La corruption est normale, pour eux c’est naturel [26].



L’écrivain soviétique — au sens de « profondément soviétique », soviétisé [27].
Ni Boulgakov, ni Chalamov, ni Platonov ne sont soviétisés, pris dans « les catégories de pensée soviétiques » [28]. Mais Vassili Grossman ? L’auteur de Vie et destin ?
La première partie du livre, Pour une juste cause, est publiée dans la revue Novy Mir en 1952, puis en volume en 1954. Titre « stalinien », dit Pachet, pour un roman « typiquement soviétique » (sur la guerre et en particulier le début de la bataille de Stalingrad). Mais Grossman subit l’antisémitisme de la fin du règne de Staline, évolue.
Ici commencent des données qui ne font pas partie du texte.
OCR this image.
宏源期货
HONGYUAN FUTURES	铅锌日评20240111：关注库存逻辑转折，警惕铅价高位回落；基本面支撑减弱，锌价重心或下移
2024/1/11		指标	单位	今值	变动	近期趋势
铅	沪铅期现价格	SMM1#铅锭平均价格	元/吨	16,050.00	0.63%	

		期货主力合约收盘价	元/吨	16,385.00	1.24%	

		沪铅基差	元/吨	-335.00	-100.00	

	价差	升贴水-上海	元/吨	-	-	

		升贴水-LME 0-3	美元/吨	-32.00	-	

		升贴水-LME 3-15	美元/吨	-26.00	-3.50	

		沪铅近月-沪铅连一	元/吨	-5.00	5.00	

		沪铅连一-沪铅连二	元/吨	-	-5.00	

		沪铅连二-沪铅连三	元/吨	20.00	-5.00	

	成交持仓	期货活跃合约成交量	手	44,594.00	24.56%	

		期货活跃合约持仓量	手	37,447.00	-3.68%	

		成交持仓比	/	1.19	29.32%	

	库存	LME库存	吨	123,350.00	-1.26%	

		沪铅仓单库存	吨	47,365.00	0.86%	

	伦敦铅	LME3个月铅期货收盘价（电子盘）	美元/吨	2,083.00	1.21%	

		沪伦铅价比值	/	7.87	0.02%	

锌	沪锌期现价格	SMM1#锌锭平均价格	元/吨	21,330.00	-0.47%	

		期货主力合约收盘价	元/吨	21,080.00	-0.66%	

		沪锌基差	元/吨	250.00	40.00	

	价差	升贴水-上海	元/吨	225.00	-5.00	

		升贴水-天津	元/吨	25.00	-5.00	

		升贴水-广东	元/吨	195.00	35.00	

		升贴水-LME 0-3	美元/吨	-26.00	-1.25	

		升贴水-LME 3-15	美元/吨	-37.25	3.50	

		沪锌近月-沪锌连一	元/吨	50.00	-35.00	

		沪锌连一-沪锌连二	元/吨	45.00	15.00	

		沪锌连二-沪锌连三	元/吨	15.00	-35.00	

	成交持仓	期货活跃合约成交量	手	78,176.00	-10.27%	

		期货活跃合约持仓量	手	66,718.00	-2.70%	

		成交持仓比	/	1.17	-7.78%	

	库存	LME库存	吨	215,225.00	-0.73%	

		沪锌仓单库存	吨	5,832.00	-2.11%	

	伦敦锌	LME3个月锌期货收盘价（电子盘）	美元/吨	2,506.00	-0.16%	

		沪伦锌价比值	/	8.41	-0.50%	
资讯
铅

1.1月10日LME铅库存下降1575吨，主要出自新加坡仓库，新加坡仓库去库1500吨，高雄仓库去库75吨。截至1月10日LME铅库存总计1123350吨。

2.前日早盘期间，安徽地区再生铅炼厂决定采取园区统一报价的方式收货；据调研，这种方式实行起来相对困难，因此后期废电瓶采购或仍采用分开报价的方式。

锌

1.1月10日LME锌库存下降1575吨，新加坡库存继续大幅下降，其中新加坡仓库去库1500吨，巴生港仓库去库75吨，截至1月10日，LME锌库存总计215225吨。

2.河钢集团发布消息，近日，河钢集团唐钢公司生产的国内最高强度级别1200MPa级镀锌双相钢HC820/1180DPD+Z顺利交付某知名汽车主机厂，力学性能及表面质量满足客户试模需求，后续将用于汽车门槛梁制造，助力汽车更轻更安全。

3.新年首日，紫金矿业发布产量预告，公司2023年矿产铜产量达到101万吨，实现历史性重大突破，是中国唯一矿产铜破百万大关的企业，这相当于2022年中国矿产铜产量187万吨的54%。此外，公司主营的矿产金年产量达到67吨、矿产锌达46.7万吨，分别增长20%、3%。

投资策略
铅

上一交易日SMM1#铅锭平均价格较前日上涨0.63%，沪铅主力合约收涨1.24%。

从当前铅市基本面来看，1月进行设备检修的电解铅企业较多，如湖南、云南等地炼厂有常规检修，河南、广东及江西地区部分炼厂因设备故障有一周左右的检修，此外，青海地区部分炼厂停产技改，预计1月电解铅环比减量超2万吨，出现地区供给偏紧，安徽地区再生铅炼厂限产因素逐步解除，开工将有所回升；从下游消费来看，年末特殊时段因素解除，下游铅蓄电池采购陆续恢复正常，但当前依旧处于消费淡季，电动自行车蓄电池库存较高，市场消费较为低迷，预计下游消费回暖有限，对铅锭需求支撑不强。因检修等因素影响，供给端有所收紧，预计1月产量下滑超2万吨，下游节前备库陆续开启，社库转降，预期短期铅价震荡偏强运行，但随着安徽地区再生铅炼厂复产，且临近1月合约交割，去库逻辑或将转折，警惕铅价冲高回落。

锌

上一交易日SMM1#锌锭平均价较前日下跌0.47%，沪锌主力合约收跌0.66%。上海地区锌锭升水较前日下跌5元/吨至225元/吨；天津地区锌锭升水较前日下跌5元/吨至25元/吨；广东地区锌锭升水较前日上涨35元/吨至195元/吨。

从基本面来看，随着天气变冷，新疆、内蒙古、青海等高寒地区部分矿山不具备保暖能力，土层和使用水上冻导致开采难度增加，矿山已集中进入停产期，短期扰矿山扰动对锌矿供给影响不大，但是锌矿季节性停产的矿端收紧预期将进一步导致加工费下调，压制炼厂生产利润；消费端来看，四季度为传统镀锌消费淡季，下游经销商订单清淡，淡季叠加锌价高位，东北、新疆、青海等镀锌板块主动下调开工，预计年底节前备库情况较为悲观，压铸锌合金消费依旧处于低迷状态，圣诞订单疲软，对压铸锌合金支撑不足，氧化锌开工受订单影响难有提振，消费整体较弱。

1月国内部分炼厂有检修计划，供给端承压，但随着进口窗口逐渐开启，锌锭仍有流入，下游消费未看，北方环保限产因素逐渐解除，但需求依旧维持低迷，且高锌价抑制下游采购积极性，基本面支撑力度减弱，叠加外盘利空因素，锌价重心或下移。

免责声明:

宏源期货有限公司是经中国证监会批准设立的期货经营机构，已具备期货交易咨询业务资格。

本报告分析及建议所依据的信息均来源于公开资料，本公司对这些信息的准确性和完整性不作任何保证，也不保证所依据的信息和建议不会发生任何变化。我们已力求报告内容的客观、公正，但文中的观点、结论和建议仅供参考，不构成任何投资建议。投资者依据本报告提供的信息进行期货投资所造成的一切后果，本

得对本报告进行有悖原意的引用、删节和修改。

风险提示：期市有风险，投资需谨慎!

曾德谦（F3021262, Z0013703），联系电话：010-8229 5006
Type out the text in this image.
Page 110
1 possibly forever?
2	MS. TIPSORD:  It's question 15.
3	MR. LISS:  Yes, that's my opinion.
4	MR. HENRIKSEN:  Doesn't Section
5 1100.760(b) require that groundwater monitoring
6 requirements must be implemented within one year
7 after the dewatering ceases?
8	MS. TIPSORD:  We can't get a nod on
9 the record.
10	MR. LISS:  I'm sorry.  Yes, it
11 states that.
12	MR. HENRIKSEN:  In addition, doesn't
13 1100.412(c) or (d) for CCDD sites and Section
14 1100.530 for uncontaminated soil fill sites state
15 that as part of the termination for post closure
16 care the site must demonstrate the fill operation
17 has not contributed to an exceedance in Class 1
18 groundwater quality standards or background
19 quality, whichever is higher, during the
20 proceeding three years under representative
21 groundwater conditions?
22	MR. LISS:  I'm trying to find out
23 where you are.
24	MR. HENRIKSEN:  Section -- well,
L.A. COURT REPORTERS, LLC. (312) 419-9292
Il complète son livre, poursuit son récit de la guerre, inclut le début d’une histoire du Goulag, un « pamphlet », et le manuscrit de Vie et destin, considéré comme « antisoviétique », est refusé par la censure, confisqué par le KGB en 1961 [29].
Ce que retient Pachet, avec humeur, en opposition à la critique française « presque unanime » (en 1984), c’est que le roman lui semble « mauvais », « éminemment lisible et extrêmement mauvais ». Il est question d’un texte généralement « pâteux, ampoulé, verbeux, prévisible ». Un livre presque paradoxal : « C’est un roman de la liberté, puisque la liberté y est longuement exaltée – mais dont tous les éléments ne cessent d’être asservis à la volonté de prouver, de contrôler, de circonscrire sans reste. » Pachet insiste sur deux points qui lui tiennent à cœur : le traitement littéraire de la multiplicité et de la simultanéité. Grossman semble considérer les « énumérations » comme le comble du littéraire ; elles sont présentes presque à chaque page du roman ; mais Pachet n’y voit qu’un « indigeste entassement » : chacune est comme un « tableau artificiellement dosé », où « tout est pesé » (comme dans la « poésie engagée » : « on y passe en revue, on équilibre par des quotas plus que par la métrique »). Et pour dire « la coexistence et la simultanéité absurdes » des choses, l’« inconciliable », l’« incontrôlable », Grossman semble souvent reculer, « intimidé devant ce qu’il allait laisser exister » : comme s’il ne pouvait s’empêcher de « redoubler », de « commenter ». Ainsi, Pachet voit dans la littérature de Grossman l’effet d’une autre « censure » – non pas la censure qui empêche les livres d’exister, mais celle qui parvient à « asservir » l’imagination : « C’est d’elle que l’État veut disposer ; et il la veut libre dans son asservissement, comme on peut vouloir un ennemi vivant, un esclave souriant. » L’imagination devrait être « puissance de liberté, de fantaisie », dit Pachet. Mais, alors même que Grossman conteste de plus en plus « les dogmes soviétiques » à travers ses personnages et leur destin, il conserve son « sérieux » initial, sa « bonne volonté », sa « vocation pédagogique » – « à l’époque même où, rédigeant Vie et destin, il savait qu’il passait les bornes » [30].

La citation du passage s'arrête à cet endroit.